Время поющего фельетона и базарного рева, как свидетельствует жизнь, всегда было недолговечно. Вспомните хотя бы бродячих певцов-вагантов — уж как были остроязыки и бойки ребята, но сделались лишь достоянием истории.
Был у меня случай на Высших литературных курсах, это еще в шестидесятых годах. Узнавши, что я не отказываюсь читать рукописи младших коллег, студенты ко мне, как к таборному дядьке, валом повалили с прозой, со стихами и даже драмами.
Однажды пришел славненький, светловолосый, на Есенина похожий парень, застенчиво попросил посмотреть тетрадочку со своими стихами.

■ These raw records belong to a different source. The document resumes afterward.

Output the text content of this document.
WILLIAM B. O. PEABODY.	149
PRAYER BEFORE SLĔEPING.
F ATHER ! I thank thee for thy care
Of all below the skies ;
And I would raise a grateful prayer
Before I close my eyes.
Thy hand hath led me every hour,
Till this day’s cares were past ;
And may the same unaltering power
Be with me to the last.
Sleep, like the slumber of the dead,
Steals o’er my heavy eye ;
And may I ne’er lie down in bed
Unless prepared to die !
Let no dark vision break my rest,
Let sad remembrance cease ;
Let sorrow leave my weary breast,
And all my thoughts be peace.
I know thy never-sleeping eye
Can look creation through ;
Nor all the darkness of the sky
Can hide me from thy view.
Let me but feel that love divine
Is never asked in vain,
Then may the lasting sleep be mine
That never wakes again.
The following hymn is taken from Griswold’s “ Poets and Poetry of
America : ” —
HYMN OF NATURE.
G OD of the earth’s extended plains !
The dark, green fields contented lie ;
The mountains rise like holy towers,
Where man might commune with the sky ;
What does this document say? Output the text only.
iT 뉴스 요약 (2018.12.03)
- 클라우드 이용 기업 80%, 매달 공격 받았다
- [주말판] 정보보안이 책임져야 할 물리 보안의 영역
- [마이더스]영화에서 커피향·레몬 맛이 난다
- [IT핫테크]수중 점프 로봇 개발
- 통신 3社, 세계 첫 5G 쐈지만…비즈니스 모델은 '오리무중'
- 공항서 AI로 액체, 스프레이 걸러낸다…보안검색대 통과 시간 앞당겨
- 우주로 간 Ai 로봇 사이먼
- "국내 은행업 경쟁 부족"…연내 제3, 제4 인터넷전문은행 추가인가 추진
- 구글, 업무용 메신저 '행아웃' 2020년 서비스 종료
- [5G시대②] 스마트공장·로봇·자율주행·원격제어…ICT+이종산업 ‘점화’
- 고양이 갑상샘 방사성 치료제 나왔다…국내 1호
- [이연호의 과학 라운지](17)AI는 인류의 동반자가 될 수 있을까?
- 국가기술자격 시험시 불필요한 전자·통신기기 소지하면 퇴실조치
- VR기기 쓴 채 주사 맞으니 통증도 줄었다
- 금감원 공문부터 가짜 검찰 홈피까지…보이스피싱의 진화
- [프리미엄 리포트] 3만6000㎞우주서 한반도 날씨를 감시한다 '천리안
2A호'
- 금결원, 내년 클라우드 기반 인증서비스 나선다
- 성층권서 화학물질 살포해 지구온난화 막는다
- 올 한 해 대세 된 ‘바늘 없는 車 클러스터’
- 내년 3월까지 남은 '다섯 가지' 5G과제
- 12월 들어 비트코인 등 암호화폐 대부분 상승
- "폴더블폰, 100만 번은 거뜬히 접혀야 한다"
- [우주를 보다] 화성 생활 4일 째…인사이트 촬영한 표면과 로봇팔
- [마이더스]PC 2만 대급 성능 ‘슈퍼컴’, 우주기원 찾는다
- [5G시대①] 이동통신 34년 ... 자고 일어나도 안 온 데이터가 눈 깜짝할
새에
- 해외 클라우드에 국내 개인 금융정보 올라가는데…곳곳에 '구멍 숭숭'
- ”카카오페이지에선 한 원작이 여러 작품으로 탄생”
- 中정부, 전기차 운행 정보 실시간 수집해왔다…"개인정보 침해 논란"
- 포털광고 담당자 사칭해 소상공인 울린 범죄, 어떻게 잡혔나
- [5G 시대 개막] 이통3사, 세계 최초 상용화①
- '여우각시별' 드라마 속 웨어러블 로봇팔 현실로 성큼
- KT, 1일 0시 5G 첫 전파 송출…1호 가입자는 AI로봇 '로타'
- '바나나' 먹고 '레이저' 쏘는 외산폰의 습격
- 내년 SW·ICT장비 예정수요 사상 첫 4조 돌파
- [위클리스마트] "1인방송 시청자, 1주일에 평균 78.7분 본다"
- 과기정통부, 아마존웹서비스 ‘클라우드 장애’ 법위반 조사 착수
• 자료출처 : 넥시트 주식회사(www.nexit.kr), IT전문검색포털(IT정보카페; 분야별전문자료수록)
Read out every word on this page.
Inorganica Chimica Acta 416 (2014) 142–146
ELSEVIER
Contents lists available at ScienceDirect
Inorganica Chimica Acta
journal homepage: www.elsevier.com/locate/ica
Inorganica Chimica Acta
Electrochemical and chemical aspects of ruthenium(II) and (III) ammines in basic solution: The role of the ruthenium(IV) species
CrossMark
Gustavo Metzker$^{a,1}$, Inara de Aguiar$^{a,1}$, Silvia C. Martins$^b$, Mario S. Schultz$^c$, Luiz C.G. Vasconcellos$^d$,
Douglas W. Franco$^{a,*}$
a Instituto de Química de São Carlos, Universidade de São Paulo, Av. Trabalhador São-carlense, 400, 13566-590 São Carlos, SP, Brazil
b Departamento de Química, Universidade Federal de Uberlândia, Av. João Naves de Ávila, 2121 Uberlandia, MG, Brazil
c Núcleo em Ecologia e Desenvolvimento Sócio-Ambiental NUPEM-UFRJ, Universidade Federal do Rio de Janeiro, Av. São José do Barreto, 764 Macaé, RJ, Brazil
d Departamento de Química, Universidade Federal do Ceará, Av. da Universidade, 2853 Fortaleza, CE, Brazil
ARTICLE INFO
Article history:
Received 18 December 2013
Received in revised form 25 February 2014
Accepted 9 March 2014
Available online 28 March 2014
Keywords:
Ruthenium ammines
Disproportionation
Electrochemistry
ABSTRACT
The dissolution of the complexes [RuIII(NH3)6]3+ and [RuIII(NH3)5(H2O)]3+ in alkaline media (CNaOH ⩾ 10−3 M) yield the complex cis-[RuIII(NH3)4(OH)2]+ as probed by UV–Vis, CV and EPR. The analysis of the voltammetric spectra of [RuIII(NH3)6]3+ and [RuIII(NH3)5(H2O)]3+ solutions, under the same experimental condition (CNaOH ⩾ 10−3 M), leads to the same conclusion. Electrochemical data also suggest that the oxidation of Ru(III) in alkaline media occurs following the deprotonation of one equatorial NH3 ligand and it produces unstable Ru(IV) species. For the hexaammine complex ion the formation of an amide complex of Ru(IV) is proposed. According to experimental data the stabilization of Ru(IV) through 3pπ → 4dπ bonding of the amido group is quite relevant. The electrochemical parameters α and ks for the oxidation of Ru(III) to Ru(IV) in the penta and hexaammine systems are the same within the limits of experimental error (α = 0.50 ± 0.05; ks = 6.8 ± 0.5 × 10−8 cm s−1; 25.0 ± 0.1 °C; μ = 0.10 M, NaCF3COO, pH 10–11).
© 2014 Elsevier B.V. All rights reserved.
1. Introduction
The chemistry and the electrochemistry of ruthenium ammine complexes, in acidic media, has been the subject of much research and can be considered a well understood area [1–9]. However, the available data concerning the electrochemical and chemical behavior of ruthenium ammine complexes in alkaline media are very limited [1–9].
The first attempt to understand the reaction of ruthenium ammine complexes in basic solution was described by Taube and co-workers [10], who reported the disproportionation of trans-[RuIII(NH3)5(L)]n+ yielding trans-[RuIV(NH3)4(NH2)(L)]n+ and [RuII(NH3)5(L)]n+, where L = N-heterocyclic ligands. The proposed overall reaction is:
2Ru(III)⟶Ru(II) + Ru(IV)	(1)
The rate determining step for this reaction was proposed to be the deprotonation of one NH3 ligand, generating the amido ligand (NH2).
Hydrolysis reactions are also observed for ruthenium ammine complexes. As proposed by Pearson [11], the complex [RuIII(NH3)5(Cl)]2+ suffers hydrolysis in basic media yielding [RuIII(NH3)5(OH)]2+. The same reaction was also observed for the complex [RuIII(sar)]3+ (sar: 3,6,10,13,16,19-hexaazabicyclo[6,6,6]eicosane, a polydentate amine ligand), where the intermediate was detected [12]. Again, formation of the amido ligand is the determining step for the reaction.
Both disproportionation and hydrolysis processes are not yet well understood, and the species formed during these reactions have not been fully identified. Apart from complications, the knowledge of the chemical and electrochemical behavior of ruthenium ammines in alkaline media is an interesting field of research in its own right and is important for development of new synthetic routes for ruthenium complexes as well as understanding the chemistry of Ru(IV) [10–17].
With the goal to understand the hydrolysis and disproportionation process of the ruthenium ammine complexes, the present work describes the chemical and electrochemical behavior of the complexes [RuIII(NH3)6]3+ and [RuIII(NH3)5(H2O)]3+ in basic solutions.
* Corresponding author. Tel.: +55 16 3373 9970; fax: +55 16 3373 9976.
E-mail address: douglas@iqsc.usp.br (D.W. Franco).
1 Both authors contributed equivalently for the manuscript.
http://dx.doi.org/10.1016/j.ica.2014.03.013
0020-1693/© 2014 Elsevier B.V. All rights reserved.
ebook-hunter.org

Стихи были еще наивные, незрелые, с явно выраженной подражательностью кумиру и почти земляку его Сергею Есенину. Но была в стихах искра Божья, веяло от них молодостью, добрым миром, и славно уже звучала «тема женщины», для поэта всевечная, обязательная, что вступительный экзамен. И я приободрил молодого поэта, сказал ему добрые слова, удивив его тем, что угадал — он влюблен, и заверил, что так оно и должно быть, поэту надо почаще влюбляться.
Через полгода примерно светлоголовый мой поэт явился в мою комнату мрачнее тучи и сердито сунул на мой стол в трубку свернутые стихи.
Божечки мои! Что произошло с человеком! Его возлюбленная встретила другого парня и, видимо, уяснив, что от поэта скоро не получишь ни молока, ни шерсти, вышла замуж за строителя с той же стройки, где работала маляром-штукатуром.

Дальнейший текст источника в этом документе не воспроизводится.